La foi se mesure beaucoup dans la manière de gérer les relations. Parce que les relations révèlent le cœur : la patience, l’orgueil, la jalousie, l’hypocrisie, la capacité à écouter, à demander pardon, à pardonner, à mettre des limites saines.

Vivre sa foi dans les relations, ce n’est pas chercher à paraître gentil. C’est être vrai, juste et responsable. C’est apprendre à aimer sans idolâtrer, à aider sans s’épuiser, à être présent sans se laisser vider. C’est aussi refuser l’ambiance de jugement permanent, où l’on passe son temps à qualifier les gens de “bons” ou “mauvais” selon leurs failles. Je crois qu’on peut être ferme sur les principes et humain dans le regard. L’Évangile n’excuse pas tout, mais il empêche de mépriser.

Leadership

Pour moi, le leadership est un terrain où la foi doit être visible. Parce que diriger, influencer, porter une vision, c’est aussi gérer du pouvoir. Et le pouvoir révèle. Un leadership chrétien ne se résume pas à parler de Dieu devant une équipe. Il se voit dans la manière de traiter les gens : écouter, donner un cadre, corriger avec respect, protéger la dignité, assumer ses décisions, reconnaître ses torts.
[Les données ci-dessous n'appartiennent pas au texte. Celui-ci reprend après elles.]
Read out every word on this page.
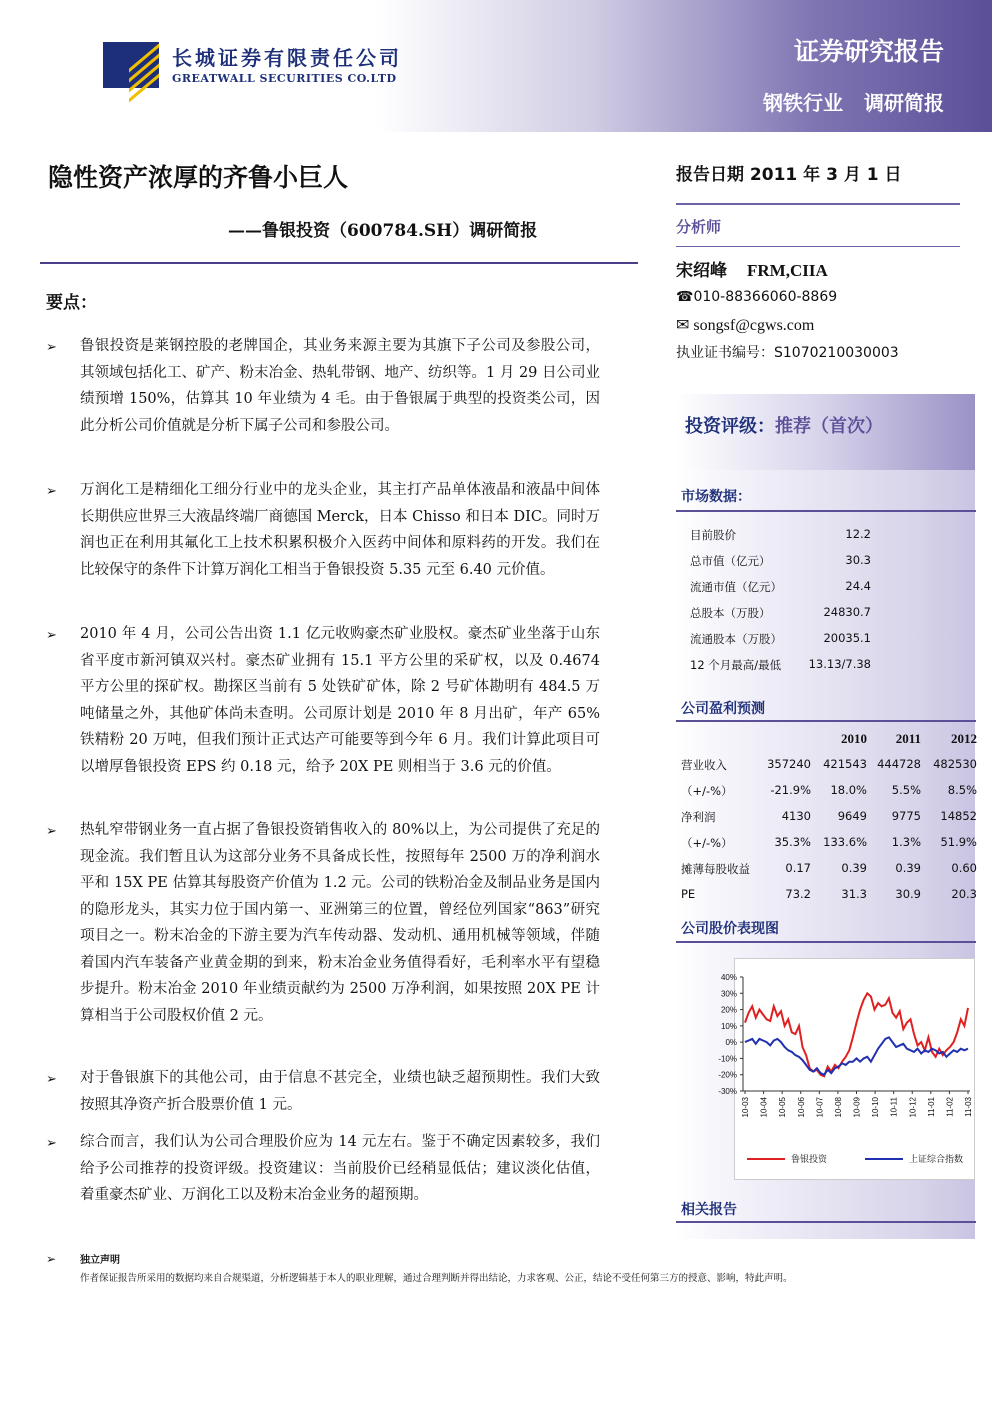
长城证券有限责任公司
GREATWALL SECURITIES CO.LTD
证券研究报告
钢铁行业 调研简报
隐性资产浓厚的齐鲁小巨人
——鲁银投资（600784.SH）调研简报
要点：
➢ 鲁银投资是莱钢控股的老牌国企，其业务来源主要为其旗下子公司及参股公司，其领域包括化工、矿产、粉末冶金、热轧带钢、地产、纺织等。1 月 29 日公司业绩预增 150%，估算其 10 年业绩为 4 毛。由于鲁银属于典型的投资类公司，因此分析公司价值就是分析下属子公司和参股公司。
➢ 万润化工是精细化工细分行业中的龙头企业，其主打产品单体液晶和液晶中间体长期供应世界三大液晶终端厂商德国 Merck，日本 Chisso 和日本 DIC。同时万润也正在利用其氟化工上技术积累积极介入医药中间体和原料药的开发。我们在比较保守的条件下计算万润化工相当于鲁银投资 5.35 元至 6.40 元价值。
➢ 2010 年 4 月，公司公告出资 1.1 亿元收购豪杰矿业股权。豪杰矿业坐落于山东省平度市新河镇双兴村。豪杰矿业拥有 15.1 平方公里的采矿权，以及 0.4674 平方公里的探矿权。勘探区当前有 5 处铁矿矿体，除 2 号矿体勘明有 484.5 万吨储量之外，其他矿体尚未查明。公司原计划是 2010 年 8 月出矿，年产 65%铁精粉 20 万吨，但我们预计正式达产可能要等到今年 6 月。我们计算此项目可以增厚鲁银投资 EPS 约 0.18 元，给予 20X PE 则相当于 3.6 元的价值。
➢ 热轧窄带钢业务一直占据了鲁银投资销售收入的 80%以上，为公司提供了充足的现金流。我们暂且认为这部分业务不具备成长性，按照每年 2500 万的净利润水平和 15X PE 估算其每股资产价值为 1.2 元。公司的铁粉冶金及制品业务是国内的隐形龙头，其实力位于国内第一、亚洲第三的位置，曾经位列国家“863”研究项目之一。粉末冶金的下游主要为汽车传动器、发动机、通用机械等领域，伴随着国内汽车装备产业黄金期的到来，粉末冶金业务值得看好，毛利率水平有望稳步提升。粉末冶金 2010 年业绩贡献约为 2500 万净利润，如果按照 20X PE 计算相当于公司股权价值 2 元。
➢ 对于鲁银旗下的其他公司，由于信息不甚完全，业绩也缺乏超预期性。我们大致按照其净资产折合股票价值 1 元。
➢ 综合而言，我们认为公司合理股价应为 14 元左右。鉴于不确定因素较多，我们给予公司推荐的投资评级。投资建议：当前股价已经稍显低估；建议淡化估值，着重豪杰矿业、万润化工以及粉末冶金业务的超预期。
报告日期 2011 年 3 月 1 日
分析师
宋绍峰 FRM,CIIA
☎010-88366060-8869
✉ songsf@cgws.com
执业证书编号：S1070210030003
投资评级：推荐（首次）
市场数据：
目前股价	12.2
总市值（亿元）	30.3
流通市值（亿元）	24.4
总股本（万股）	24830.7
流通股本（万股）	20035.1
12 个月最高/最低 13.13/7.38
公司盈利预测
2010 2011 2012
营业收入	357240 421543 444728 482530
（+/-%）	-21.9% 18.0% 5.5% 8.5%
净利润	4130 9649 9775 14852
（+/-%）	35.3% 133.6% 1.3% 51.9%
摊薄每股收益	0.17	0.39 0.39	0.60
PE	73.2	31.3 30.9	20.3
公司股价表现图
40%
30%
20%
10%
0%
-10%
-20%
-30%
10-03 10-04 10-05 10-06 10-07 10-08 10-09 10-10 10-11 10-12 11-01 11-02 11-03
鲁银投资	上证综合指数
相关报告
➢ 独立声明
作者保证报告所采用的数据均来自合规渠道，分析逻辑基于本人的职业理解，通过合理判断并得出结论，力求客观、公正，结论不受任何第三方的授意、影响，特此声明。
Je refuse un leadership qui se nourrit du contrôle, de l’intimidation ou du culte de la personnalité. Je crois à un leadership qui sert, qui construit, qui responsabilise. Un leader mature ne cherche pas des disciples à admirer, il cherche des personnes à élever. La foi, dans le leadership, devient une manière de diriger avec justice, vérité et cohérence, même quand cela coûte.

Responsabilité sociale

Vivre sa foi dans le réel, c’est aussi comprendre qu’on ne peut pas aimer Dieu et mépriser les réalités humaines autour de soi. La foi n’est pas une bulle. Elle m’appelle à être attentif à la dignité, à l’équité, à la justice, à la souffrance des autres, à la vérité dans la société.
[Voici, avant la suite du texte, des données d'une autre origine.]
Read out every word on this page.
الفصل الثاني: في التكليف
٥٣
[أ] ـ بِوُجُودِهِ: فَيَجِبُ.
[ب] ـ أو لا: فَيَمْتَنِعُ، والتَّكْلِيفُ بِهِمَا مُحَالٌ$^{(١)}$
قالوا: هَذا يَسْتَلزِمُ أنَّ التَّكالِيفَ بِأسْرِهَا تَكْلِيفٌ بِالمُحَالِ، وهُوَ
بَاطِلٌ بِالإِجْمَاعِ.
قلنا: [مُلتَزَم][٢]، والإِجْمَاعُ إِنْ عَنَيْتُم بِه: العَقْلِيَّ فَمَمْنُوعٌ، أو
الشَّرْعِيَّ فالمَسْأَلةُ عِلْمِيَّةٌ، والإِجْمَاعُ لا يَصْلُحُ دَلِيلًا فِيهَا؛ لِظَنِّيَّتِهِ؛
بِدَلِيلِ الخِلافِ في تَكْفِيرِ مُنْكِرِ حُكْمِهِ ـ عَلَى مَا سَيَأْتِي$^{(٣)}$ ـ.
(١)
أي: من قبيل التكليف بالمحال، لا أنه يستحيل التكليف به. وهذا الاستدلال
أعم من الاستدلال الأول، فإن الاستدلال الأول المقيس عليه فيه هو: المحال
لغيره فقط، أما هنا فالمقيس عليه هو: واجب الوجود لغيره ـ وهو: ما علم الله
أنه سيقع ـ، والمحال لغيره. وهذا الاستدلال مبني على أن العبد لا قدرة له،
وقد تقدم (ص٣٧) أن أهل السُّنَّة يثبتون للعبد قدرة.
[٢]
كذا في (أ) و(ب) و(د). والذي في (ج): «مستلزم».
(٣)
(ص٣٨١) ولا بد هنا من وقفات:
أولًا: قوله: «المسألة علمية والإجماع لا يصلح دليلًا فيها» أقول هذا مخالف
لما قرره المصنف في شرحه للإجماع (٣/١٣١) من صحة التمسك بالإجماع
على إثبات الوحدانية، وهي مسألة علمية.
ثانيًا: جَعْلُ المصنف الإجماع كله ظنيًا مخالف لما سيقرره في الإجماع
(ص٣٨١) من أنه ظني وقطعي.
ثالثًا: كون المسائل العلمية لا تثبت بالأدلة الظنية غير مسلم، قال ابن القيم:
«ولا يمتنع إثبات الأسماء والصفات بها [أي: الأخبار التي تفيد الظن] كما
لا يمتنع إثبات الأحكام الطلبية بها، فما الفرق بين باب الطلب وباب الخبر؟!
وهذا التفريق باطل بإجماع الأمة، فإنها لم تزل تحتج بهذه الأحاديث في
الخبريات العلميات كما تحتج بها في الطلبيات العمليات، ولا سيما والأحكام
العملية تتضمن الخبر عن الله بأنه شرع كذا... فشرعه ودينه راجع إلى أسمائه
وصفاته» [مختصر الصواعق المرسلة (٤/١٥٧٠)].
La responsabilité sociale, ce n’est pas seulement faire des dons ou publier des phrases inspirantes. C’est agir avec conscience : ne pas profiter des faiblesses des autres, ne pas participer à la corruption, ne pas normaliser l’injustice, ne pas être indifférent. C’est aussi contribuer, à son niveau, par le travail, l’exemple, l’éducation, la construction. Une foi qui ne produit aucune responsabilité finit par devenir un confort spirituel, pas une lumière.

Témoignage par les actes

Je crois que le témoignage le plus fort est souvent silencieux. Les actes parlent mieux que les slogans. La manière de tenir parole, de respecter les gens, d’être cohérent, de travailler sérieusement, de gérer ses émotions, de rester droit quand on pourrait tricher.

Le témoignage par les actes, ce n’est pas faire le moraliste ou le donneur de leçons. C’est vivre une foi qui laisse des traces : on voit la différence dans la constance, dans la paix, dans la façon d’aimer, dans la façon de décider. Parfois, ce n’est pas ce que l’on dit qui interpelle, c’est ce que l’on refuse de faire, et ce que l’on choisit de faire à la place. Quand la foi devient visible dans les actes, elle devient crédible, et elle donne envie d’être comprise.